After I had checked out and was exiting the store, she called me back. Curious, I re-entered the store. She said, in English, “I have something I want to give you!” She rummaged around in her key-rings, and frustratededly cried out, “I can’t find it!” “But here, I would like you to have this!”; she presented me with a key ring that had faux diamonds and a heart and the Eiffel Tower—totally not my style, but it was thoughtful of her to do it, so I thanked her. She smiled and said, “The one I wanted for you, it was 'Shop ‘Til You Drop!'” I laughed, waved, and said, “Au revoir!”

The French people are generally not going to seek out an American tourist and be nice to them just to give them a good experience of France; they really don’t care. But, the few instances where someone went out of their way to be kind to me really meant a lot. Of course, I must remember that at the other end of the spectrum were those gigolos with their “come hither” looks my first day in town. Yikes!

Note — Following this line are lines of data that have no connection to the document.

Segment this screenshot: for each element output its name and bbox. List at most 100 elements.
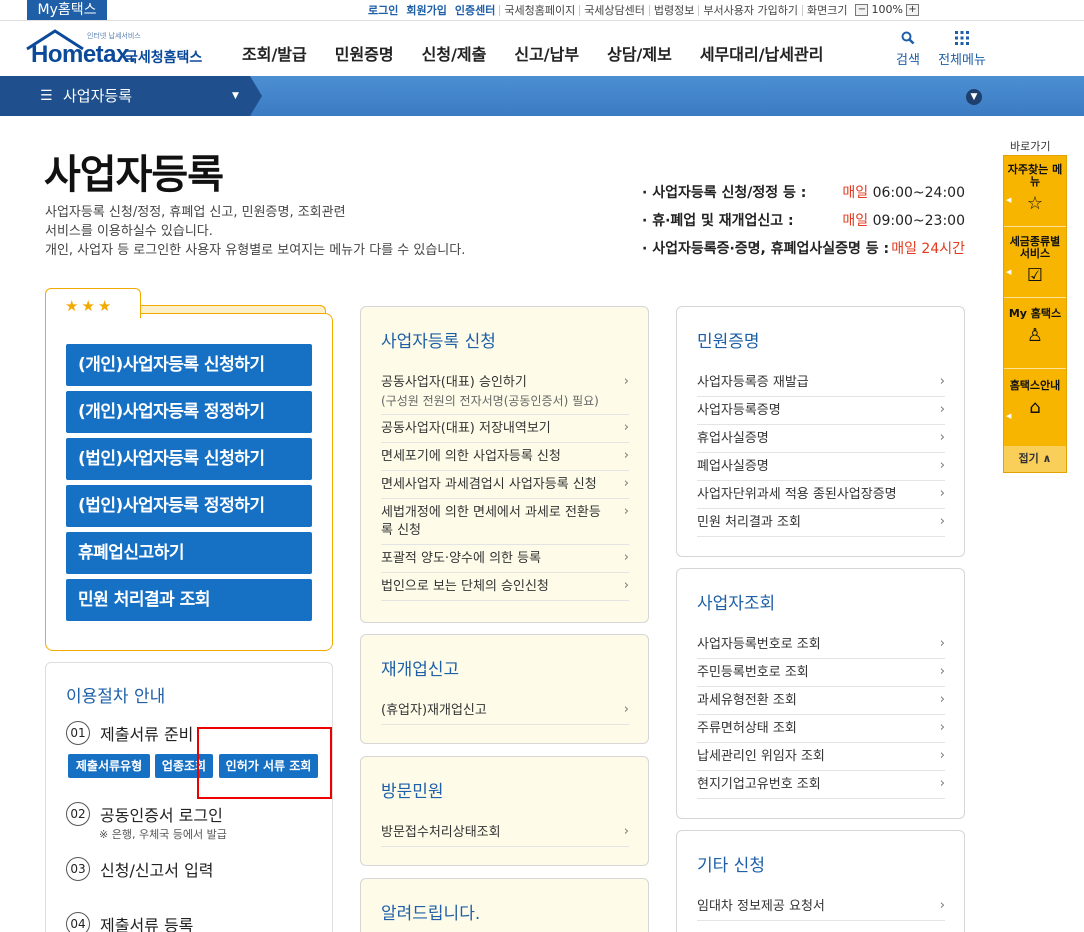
quick-box-top-edge: [140, 305, 326, 313]
list-item[interactable]: 임대차 정보제공 요청서 ›: [697, 893, 945, 921]
logo-korean-name: 국세청홈택스: [125, 50, 203, 66]
list-item[interactable]: 휴업사실증명 ›: [697, 425, 945, 453]
zoom-in-button[interactable]: +: [905, 4, 919, 16]
corporate-register-apply-button[interactable]: (법인)사업자등록 신청하기: [66, 438, 312, 480]
quickbar-tax-service[interactable]: ◀ 세금종류별 서비스 ☑: [1004, 236, 1066, 286]
chevron-right-icon: ›: [939, 720, 945, 735]
list-item-label: 방문접수처리상태조회: [381, 825, 501, 840]
nts-consult-link[interactable]: 국세상담센터: [579, 4, 649, 16]
list-item[interactable]: 주류면허상태 조회 ›: [697, 715, 945, 743]
star-icon: ☆: [1026, 193, 1044, 214]
procedure-step: 01 제출서류 준비: [66, 721, 193, 745]
all-menu-button[interactable]: 전체메뉴: [936, 31, 988, 68]
search-label: 검색: [896, 53, 920, 68]
hours-label: · 휴·폐업 및 재개업신고 :: [642, 213, 794, 229]
stars-icon: ★★★: [65, 297, 115, 315]
grid-icon: [936, 31, 988, 49]
chevron-right-icon: ›: [939, 692, 945, 707]
quickbar-hometax-guide[interactable]: ◀ 홈택스안내 ⌂: [1004, 380, 1066, 421]
quickbar-item-label: 세금종류별 서비스: [1009, 235, 1061, 260]
chevron-down-icon[interactable]: ▼: [966, 89, 982, 105]
main-nav: 조회/발급 민원증명 신청/제출 신고/납부 상담/제보 세무대리/납세관리: [242, 41, 851, 65]
panel-reopen: 재개업신고 (휴업자)재개업신고 ›: [360, 634, 649, 744]
list-item[interactable]: 공동사업자(대표) 승인하기 (구성원 전원의 전자서명(공동인증서) 필요) ›: [381, 369, 629, 415]
personal-register-apply-button[interactable]: (개인)사업자등록 신청하기: [66, 344, 312, 386]
panel-title: 기타 신청: [697, 856, 765, 876]
zoom-value: 100%: [871, 3, 903, 16]
list-item[interactable]: 현지기업고유번호 조회 ›: [697, 771, 945, 799]
list-item[interactable]: 면세포기에 의한 사업자등록 신청 ›: [381, 443, 629, 471]
list-item[interactable]: 민원 처리결과 조회 ›: [697, 509, 945, 537]
list-item[interactable]: 납세관리인 위임자 조회 ›: [697, 743, 945, 771]
list-item[interactable]: 세법개정에 의한 면세에서 과세로 전환등록 신청 ›: [381, 499, 629, 545]
divider: [1004, 297, 1066, 298]
list-item[interactable]: 공동사업자(대표) 저장내역보기 ›: [381, 415, 629, 443]
cert-center-link[interactable]: 인증센터: [451, 5, 499, 16]
panel-notice: 알려드립니다.: [360, 878, 649, 932]
procedure-step: 04 제출서류 등록: [66, 912, 193, 932]
panel-list: (휴업자)재개업신고 ›: [381, 697, 629, 725]
list-item[interactable]: 폐업사실증명 ›: [697, 453, 945, 481]
list-item-label: 세법개정에 의한 면세에서 과세로 전환등록 신청: [381, 505, 601, 538]
list-item[interactable]: 면세사업자 과세겸업시 사업자등록 신청 ›: [381, 471, 629, 499]
login-link[interactable]: 로그인: [364, 5, 402, 16]
nav-item-report-pay[interactable]: 신고/납부: [514, 41, 579, 65]
document-type-button[interactable]: 제출서류유형: [68, 754, 150, 778]
list-item-label: 사업자단위과세 적용 종된사업장증명: [697, 487, 897, 502]
chevron-right-icon: ›: [939, 486, 945, 501]
chevron-right-icon: ›: [939, 458, 945, 473]
nav-item-consult[interactable]: 상담/제보: [607, 41, 672, 65]
list-item[interactable]: 사업자등록증 재발급 ›: [697, 369, 945, 397]
quickbar-my-hometax[interactable]: My 홈택스 ♙: [1004, 308, 1066, 346]
step-number: 03: [66, 857, 90, 881]
dept-user-signup-link[interactable]: 부서사용자 가입하기: [698, 4, 802, 16]
quickbar-collapse-button[interactable]: 접기 ∧: [1004, 446, 1066, 472]
nts-home-link[interactable]: 국세청홈페이지: [499, 4, 579, 16]
list-item-label: 공동사업자(대표) 승인하기: [381, 375, 527, 390]
list-item-label: 주민등록번호로 조회: [697, 665, 809, 680]
site-header: 인터넷 납세서비스 Hometax. 국세청홈택스 조회/발급 민원증명 신청/…: [0, 20, 1084, 76]
personal-register-modify-button[interactable]: (개인)사업자등록 정정하기: [66, 391, 312, 433]
zoom-out-button[interactable]: −: [855, 4, 869, 16]
quickbar-item-label: 자주찾는 메뉴: [1007, 163, 1063, 188]
quickbar-favorite-menu[interactable]: ◀ 자주찾는 메뉴 ☆: [1004, 164, 1066, 214]
logo-wordmark: Hometax.: [31, 41, 136, 68]
search-button[interactable]: 검색: [893, 31, 923, 68]
nav-item-apply[interactable]: 신청/제출: [422, 41, 487, 65]
corporate-register-modify-button[interactable]: (법인)사업자등록 정정하기: [66, 485, 312, 527]
step-label: 공동인증서 로그인: [100, 806, 223, 825]
utility-links: 로그인 회원가입 인증센터 국세청홈페이지 국세상담센터 법령정보 부서사용자 …: [364, 0, 919, 20]
list-item[interactable]: 주민등록번호로 조회 ›: [697, 659, 945, 687]
closure-report-button[interactable]: 휴폐업신고하기: [66, 532, 312, 574]
description-line: 서비스를 이용하실수 있습니다.: [45, 224, 213, 239]
list-item[interactable]: 사업자단위과세 적용 종된사업장증명 ›: [697, 481, 945, 509]
civil-result-inquiry-button[interactable]: 민원 처리결과 조회: [66, 579, 312, 621]
nav-item-inquiry[interactable]: 조회/발급: [242, 41, 307, 65]
law-info-link[interactable]: 법령정보: [648, 4, 698, 16]
list-item[interactable]: 법인으로 보는 단체의 승인신청 ›: [381, 573, 629, 601]
chevron-right-icon: ›: [623, 578, 629, 593]
list-item[interactable]: 사업자등록증명 ›: [697, 397, 945, 425]
list-item[interactable]: 과세유형전환 조회 ›: [697, 687, 945, 715]
step-label: 신청/신고서 입력: [100, 861, 214, 880]
service-hours: · 사업자등록 신청/정정 등 : 매일 06:00~24:00 · 휴·폐업 …: [642, 184, 972, 268]
arrow-left-icon: ◀: [1006, 268, 1012, 276]
nav-item-certificate[interactable]: 민원증명: [335, 41, 394, 65]
list-item[interactable]: (휴업자)재개업신고 ›: [381, 697, 629, 725]
list-item[interactable]: 사업자등록번호로 조회 ›: [697, 631, 945, 659]
hours-time: 매일 09:00~23:00: [842, 212, 965, 230]
nav-item-tax-agent[interactable]: 세무대리/납세관리: [700, 41, 824, 65]
hours-row: · 휴·폐업 및 재개업신고 : 매일 09:00~23:00: [642, 212, 972, 240]
signup-link[interactable]: 회원가입: [402, 5, 450, 16]
hours-daily: 매일: [842, 185, 869, 201]
hometax-logo[interactable]: 인터넷 납세서비스 Hometax. 국세청홈택스: [25, 27, 215, 73]
chevron-right-icon: ›: [939, 402, 945, 417]
quickbar-item-label: My 홈택스: [1008, 307, 1062, 320]
user-icon: ♙: [1026, 325, 1044, 346]
list-item[interactable]: 포괄적 양도·양수에 의한 등록 ›: [381, 545, 629, 573]
list-item[interactable]: 방문접수처리상태조회 ›: [381, 819, 629, 847]
list-item-label: 납세관리인 위임자 조회: [697, 749, 825, 764]
my-hometax-tab[interactable]: My홈택스: [27, 0, 107, 20]
panel-title: 민원증명: [697, 332, 760, 352]
list-item-label: 사업자등록증명: [697, 403, 781, 418]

So, still feeling a little high from my wine at lunch, I started walking along the Seine on the Rive Gauche. For some reason, I felt compelled to walk and walk and walk. If you look at a map and note where the two islands are (at about 1:00 on a clockface), take your finger and follow the shoreline around until you get to the Eiffel Tower (at about 10:00). I walked the whole way there. I saw vendors and buyers and lovers and boat captains and tourists and iron rings and quais and bridges and museums and walls made of living plants and two apartments that I really adored from afar. I felt a breeze in the air, the leaves crunching underfoot (but you have to be careful because picking up after dogs here is not standard practice—so crunching is GOOD). I smelled fresh bread and cheese and fish and people and the river. I saw beautiful, avant-garde fashions in store windows, small cars lined up in parallel rows of wonderful symmetry, flowers in windowboxes, a barge turned tourboat with an actual yard of grass and flowers, an old man being photographed for a magazine, angles and curves of ancient stone. I heard music from a one-man band, a thousand different languages, the clatter of heels on the sidewalks, the chug of a tugboat, the roar of motorcycle engines, the sizzle of a crepe on the pan.

This City, which I would be shortly leaving, had grown on me and I was missing it already. I was subconsciously storing memories so that I could dredge them up again when I felt the desire to be in this lovely place again. I walked so far that I had to stop several times to rub my aching feet; I passed by Metro stations galore, but felt I had to keep walking. I walked until the natural light dimmed. I walked until I found myself back where I had begun in Paris—at the Eiffel Tower. I walked out onto the green and just sat. I waited for the illumination. I watched a young man attempt to capture the perfect self portrait by digital camera. I saw horses being led away by their trainer. I saw people rushing by on their way from work to their apartments.

Sadly, I knew I would not find that bookstore and the Latin Quarter would just have to wait until I made my next visit. I’ve heard it said that one should always have unfinished business in Paris; that I do, and at that moment, I promised myself that I would be back, and soon. Time and life are too short not to embrace these moments of absolute perfection. I was happy. I was satisfied. Bittersweet tears sprang to my eyes. And, at that moment, the Eiffel Tower was illuminated. And so was I.